На того, впрочем, слова ведьминой внучки не произвели никакого впечатления: волчье око никуда не делось. А вот кое-кто другой на Зинины слова среагировал. Да ещё как!
— А-а-а! — заорал исправник, так и продолжавший восседать на крыше, а затем повторил свой истошный вопль — тоном выше: — А-а-а, прокляла меня, ведьма! Зрения лишила! Я ослеп, ничего не вижу! — И он прибавил несколько забористых непечатных выражений.
Иван и Зина посмотрели на Огурцова одновременно: тот перестал баюкать свою покалеченную кисть и левой рукой изо всех сил тёр себе глаза.
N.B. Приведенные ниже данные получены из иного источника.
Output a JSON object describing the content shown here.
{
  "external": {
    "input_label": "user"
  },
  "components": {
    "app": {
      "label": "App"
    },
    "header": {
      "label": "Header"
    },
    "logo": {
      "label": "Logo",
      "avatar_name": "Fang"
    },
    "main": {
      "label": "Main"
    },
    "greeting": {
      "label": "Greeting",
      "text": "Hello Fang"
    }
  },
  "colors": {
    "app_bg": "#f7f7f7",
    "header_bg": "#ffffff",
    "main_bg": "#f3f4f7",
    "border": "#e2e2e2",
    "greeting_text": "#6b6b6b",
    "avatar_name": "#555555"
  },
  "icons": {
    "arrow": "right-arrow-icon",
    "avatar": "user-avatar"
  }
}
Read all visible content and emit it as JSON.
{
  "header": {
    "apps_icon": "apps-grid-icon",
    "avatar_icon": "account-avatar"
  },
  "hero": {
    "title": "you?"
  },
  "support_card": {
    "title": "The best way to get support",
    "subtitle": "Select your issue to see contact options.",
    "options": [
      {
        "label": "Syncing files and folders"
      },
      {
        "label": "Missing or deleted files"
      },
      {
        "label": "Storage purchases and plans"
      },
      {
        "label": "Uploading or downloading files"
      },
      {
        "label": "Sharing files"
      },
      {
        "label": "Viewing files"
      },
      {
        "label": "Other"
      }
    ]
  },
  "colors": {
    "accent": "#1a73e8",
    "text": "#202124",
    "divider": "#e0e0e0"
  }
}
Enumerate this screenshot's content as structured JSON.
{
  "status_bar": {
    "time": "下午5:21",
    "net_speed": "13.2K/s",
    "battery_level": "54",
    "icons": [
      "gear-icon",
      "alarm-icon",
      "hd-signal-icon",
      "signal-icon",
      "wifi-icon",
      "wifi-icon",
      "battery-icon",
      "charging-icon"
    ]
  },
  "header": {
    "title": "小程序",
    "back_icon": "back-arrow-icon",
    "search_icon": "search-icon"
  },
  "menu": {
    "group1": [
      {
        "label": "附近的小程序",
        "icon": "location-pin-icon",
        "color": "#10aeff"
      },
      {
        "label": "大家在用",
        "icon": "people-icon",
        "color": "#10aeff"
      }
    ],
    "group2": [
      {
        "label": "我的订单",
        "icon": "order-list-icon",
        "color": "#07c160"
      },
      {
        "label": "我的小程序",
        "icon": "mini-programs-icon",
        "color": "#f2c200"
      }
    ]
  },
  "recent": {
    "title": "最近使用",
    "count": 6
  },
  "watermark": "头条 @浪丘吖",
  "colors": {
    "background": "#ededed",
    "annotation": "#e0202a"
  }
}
— Поостерегитесь, господин Огурцов! — Иван поднялся на ноги и сунул «Смит и Вессон» за брючный ремень. — Если бы не ваше увечье, я бы вам объяснил, какие слова стоит произносить в присутствие дам, а какие — нет.
— Я не проклинала его, Ванечка! — ошарашено проговорила Зина. — Даже и не думала!
Но купеческий сын лишь качнул головой, показывая: это не имеет значения. И снова обратился к исправнику сам:
— Настоятельно рекомендую вам, сударь, сидеть на месте и не шевелиться. Иначе, неровен час, вы сверзитесь с крыши и в довершение ко всему ноги себе переломаете. Скоро здесь появится люди, которые вам помогут. Хоть, может, и не стоило бы.
С тем Иванушка с Зиной от здания гостиницы и уехали: он — сидя в седле, она — пристроившись позади него, на крупе Басурмана. Ахалтекинец легко перемахнул через невысокую, аршина в полтора, ограду, что отделяла гостиничный сад от задних дворов Миллионной улицы. И беглецы поскакали к двухэтажному каменному строению, высокое заднее крыльцо которого они хорошо видели даже издали: к редакции газеты «Живогорский вестник».